By the lemma $\mathbf{F} = \dot{\mathbf{p}}$,

$$ \begin{aligned} \mathbf{F}_{p_1} &= \dot{\mathbf{p}}_1 \\\\ \mathbf{F}_{p_2} &= \dot{\mathbf{p}}_2 \end{aligned} $$

The total momentum of our two-particle system is:

$$ \mathbf{P}_{\text{total}} = \mathbf{p}_1 + \mathbf{p}_2 $$

Differentiating with respect to time yields,

$$ \begin{aligned} \dot{\mathbf{P}}_{\text{total}} &= \dot{\mathbf{p}}_1 + \dot{\mathbf{p}}_2 \\ \\[0.1pt] &= \mathbf{F}_{12} + \mathbf{F}_{21} + \mathbf{F}^{\text{ext}}_1 + \mathbf{F}^{\text{ext}}_2 \end{aligned} $$

Since $\mathbf{F}_{12} = -\mathbf{F}_{21}$, their sum cancels out.

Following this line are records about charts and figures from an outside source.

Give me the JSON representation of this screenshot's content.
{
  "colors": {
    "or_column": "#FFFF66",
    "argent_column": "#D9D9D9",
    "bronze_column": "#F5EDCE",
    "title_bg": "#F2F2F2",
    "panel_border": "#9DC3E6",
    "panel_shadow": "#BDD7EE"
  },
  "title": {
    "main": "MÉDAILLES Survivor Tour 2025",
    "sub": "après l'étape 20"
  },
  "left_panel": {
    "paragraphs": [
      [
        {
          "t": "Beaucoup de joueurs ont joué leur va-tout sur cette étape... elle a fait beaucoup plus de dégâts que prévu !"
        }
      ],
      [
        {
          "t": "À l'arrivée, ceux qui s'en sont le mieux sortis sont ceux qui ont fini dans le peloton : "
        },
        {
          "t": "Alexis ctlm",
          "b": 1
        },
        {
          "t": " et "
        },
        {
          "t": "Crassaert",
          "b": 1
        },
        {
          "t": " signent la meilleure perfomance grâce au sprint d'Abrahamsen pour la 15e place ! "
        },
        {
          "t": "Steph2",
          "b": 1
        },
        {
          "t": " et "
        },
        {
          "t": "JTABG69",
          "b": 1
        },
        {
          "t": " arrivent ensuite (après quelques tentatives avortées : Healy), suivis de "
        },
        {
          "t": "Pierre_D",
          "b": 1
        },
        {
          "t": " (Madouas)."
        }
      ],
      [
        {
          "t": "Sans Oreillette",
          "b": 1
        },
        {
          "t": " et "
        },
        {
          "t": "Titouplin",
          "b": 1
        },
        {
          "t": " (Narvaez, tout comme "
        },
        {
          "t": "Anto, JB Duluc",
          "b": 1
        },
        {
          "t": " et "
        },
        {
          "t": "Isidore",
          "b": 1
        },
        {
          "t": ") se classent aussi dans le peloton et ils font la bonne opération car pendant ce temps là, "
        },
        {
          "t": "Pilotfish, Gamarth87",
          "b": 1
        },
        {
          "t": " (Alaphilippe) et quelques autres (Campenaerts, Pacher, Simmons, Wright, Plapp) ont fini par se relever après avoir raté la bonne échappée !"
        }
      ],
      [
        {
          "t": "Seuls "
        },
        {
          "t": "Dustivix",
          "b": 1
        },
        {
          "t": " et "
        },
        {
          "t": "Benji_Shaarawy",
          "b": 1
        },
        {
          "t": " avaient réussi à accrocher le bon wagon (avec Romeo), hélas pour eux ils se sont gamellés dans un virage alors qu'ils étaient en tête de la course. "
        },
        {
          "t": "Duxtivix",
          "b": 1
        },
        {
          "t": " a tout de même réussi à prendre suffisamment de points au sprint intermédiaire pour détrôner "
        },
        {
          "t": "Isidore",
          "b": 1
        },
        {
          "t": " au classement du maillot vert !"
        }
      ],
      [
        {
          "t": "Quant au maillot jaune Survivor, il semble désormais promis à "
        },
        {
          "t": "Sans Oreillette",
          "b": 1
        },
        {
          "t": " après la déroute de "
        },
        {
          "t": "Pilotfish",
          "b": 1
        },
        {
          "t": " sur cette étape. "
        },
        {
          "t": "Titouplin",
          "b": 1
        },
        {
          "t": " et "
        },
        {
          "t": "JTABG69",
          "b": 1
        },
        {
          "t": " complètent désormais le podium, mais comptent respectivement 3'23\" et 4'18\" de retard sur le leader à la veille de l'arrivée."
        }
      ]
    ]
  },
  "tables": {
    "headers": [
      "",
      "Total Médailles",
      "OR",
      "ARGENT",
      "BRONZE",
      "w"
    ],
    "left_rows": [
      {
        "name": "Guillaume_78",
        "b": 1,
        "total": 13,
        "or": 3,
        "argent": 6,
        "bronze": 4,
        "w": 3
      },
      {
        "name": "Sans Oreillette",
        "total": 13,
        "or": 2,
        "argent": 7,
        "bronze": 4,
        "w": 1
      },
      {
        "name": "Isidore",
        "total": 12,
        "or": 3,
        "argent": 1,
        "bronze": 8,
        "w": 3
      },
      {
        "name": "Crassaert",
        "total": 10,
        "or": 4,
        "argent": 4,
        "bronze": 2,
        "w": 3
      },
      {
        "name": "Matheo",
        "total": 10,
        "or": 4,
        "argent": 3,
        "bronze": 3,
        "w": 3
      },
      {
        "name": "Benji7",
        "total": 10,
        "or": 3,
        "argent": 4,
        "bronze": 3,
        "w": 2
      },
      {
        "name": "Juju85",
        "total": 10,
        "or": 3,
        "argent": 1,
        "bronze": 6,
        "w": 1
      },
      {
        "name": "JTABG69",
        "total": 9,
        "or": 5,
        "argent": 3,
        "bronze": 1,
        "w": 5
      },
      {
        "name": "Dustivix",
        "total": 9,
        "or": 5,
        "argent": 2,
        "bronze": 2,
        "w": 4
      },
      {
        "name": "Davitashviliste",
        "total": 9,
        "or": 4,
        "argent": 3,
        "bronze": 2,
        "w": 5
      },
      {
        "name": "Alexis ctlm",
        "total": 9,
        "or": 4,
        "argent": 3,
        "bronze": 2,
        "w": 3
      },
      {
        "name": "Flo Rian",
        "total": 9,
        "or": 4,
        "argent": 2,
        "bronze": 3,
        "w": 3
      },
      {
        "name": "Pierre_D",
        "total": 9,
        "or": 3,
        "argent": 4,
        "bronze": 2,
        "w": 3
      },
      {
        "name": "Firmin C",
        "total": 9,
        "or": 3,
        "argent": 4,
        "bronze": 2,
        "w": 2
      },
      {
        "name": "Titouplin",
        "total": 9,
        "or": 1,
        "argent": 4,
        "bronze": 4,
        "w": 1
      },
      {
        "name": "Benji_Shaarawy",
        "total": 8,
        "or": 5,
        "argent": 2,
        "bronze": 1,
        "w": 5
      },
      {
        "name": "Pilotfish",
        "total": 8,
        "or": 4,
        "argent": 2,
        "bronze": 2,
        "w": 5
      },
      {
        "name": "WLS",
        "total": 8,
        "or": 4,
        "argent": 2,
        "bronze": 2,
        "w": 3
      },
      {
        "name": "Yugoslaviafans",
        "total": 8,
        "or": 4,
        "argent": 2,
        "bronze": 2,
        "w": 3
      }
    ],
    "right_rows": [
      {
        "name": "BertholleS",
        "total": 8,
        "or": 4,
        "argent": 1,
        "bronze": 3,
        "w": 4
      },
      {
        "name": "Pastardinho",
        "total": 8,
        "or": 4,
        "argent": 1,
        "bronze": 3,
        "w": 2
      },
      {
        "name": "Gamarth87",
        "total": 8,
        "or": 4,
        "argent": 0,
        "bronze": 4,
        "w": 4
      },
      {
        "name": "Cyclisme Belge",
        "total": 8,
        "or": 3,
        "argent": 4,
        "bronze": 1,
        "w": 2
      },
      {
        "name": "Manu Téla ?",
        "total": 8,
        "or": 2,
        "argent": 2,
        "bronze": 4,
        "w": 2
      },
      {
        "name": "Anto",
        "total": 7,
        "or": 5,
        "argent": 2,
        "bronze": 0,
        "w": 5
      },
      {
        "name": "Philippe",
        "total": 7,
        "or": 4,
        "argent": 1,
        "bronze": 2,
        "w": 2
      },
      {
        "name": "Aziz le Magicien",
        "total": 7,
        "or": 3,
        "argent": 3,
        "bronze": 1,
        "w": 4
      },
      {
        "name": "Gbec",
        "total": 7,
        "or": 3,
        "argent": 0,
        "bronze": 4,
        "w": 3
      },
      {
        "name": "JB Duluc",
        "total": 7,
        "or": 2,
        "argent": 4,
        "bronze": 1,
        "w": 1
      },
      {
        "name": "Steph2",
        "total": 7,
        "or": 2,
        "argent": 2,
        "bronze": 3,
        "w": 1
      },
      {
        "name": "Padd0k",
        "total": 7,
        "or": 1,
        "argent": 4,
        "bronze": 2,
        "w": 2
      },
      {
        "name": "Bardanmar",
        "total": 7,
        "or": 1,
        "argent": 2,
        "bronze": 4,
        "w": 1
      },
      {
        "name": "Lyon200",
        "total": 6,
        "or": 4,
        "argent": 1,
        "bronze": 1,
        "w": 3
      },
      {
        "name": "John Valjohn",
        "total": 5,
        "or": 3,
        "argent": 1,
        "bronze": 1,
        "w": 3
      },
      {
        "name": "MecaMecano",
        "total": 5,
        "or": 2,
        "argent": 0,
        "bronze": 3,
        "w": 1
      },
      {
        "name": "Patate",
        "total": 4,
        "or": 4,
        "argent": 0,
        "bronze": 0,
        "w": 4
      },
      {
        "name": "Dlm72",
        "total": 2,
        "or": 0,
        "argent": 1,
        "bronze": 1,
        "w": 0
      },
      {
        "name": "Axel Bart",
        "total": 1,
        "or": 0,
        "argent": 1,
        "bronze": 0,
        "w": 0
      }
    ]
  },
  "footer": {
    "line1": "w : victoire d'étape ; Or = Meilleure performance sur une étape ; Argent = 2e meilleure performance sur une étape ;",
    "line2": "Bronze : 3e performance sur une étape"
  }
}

Letting the total external force be $\mathbf{F}_{\text{ext}} = \mathbf{F}^{\text{ext}}_1 + \mathbf{F}^{\text{ext}}_2$, we have:

$$ \dot{\mathbf{P}}_{\text{total}} = \mathbf{F}_{\text{ext}} $$

This important result shows that the rate of change of total momentum ($\dot{\mathbf{P}}_{\text{total}}$) in a two-particle system is determined solely by the net external force.

In the special case where $\mathbf{F}_{\text{ext}} = 0$, we conclude:

$$ \dot{\mathbf{P}}_{\text{total}} = 0 \quad \Rightarrow \quad \mathbf{P}_{\text{total}} = \text{constant} \quad \blacksquare $$